MUMBAI | Oct 12, 2015 - Feb 2, 2016
NEW YORK | Sep 17, 2015 - Dec 2, 2015
The first-ever retrospective of the Indian modern artist Avinash Chandra who lived most of his life in the West, in London and New York. Avinash Chandra trained in India at the Delhi Polytechnic (later, College of Art, New Delhi), known for his European-style landscapes and the innovations he brought to them, before leaving for London in 1956. Over the next forty years, his career flourished to much acclaim in the West during the years of liberalism, sexual revolution and new age spirituality in the 1960s and ’70s, evolving a refined and wholly new visual language that explored the sensual, sexual, fecund and celebratory human body in arrangements across the painted surface that best describe themselves as ‘humanscapes’.

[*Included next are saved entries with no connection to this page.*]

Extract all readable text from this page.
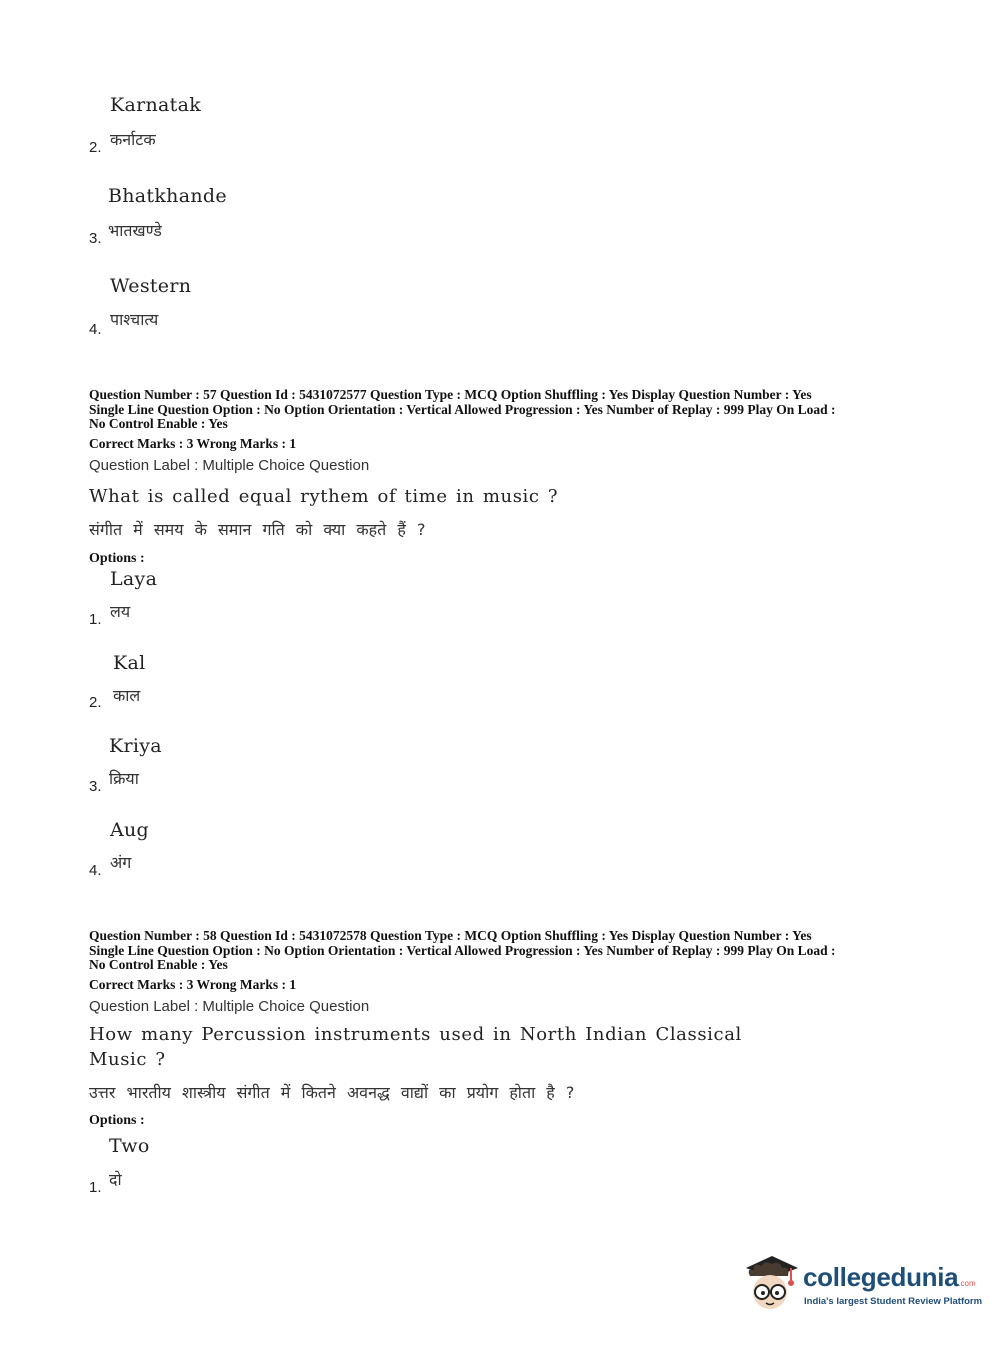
Karnatak
कर्नाटक
2.
Bhatkhande
भातखण्डे
3.
Western
पाश्चात्य
4.
Question Number : 57 Question Id : 5431072577 Question Type : MCQ Option Shuffling : Yes Display Question Number : Yes
Single Line Question Option : No Option Orientation : Vertical Allowed Progression : Yes Number of Replay : 999 Play On Load :
No Control Enable : Yes
Correct Marks : 3 Wrong Marks : 1
Question Label : Multiple Choice Question
What is called equal rythem of time in music ?
संगीत में समय के समान गति को क्या कहते हैं ?
Options :
Laya
लय
1.
Kal
काल
2.
Kriya
क्रिया
3.
Aug
अंग
4.
Question Number : 58 Question Id : 5431072578 Question Type : MCQ Option Shuffling : Yes Display Question Number : Yes
Single Line Question Option : No Option Orientation : Vertical Allowed Progression : Yes Number of Replay : 999 Play On Load :
No Control Enable : Yes
Correct Marks : 3 Wrong Marks : 1
Question Label : Multiple Choice Question
How many Percussion instruments used in North Indian Classical
Music ?
उत्तर भारतीय शास्त्रीय संगीत में कितने अवनद्ध वाद्यों का प्रयोग होता है ?
Options :
Two
दो
1.
collegedunia.com
India's largest Student Review Platform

Avinash Chandra’s work reflects the wantonness of the hippie movement and the colours of pop art but his art wasn’t just a hedonist celebration of the human form or sexuality, even as his humanscapes pulsated with the energy of elegant, curving, faceless bodies or genitalia, that recalled the sexual themes and visual harmony of tantric art, also then very popular in the West. Received very well in London, he repeated his success as an émigré Indian artist in New York in the 1970s, before returning to London, where he lived till his early death in 1991 – remaining, ironically, unsung in India all along. Avinash Chandra’s art possesses a rare verve and energy that sublimated his influences to create an entirely original art that was emphatically modern in its thrust. This was true till the very end when he turned from the human form to nature in detailed, lyrical foliagescapes – a major turn in his oeuvre that he didn’t live long enough to see fully through.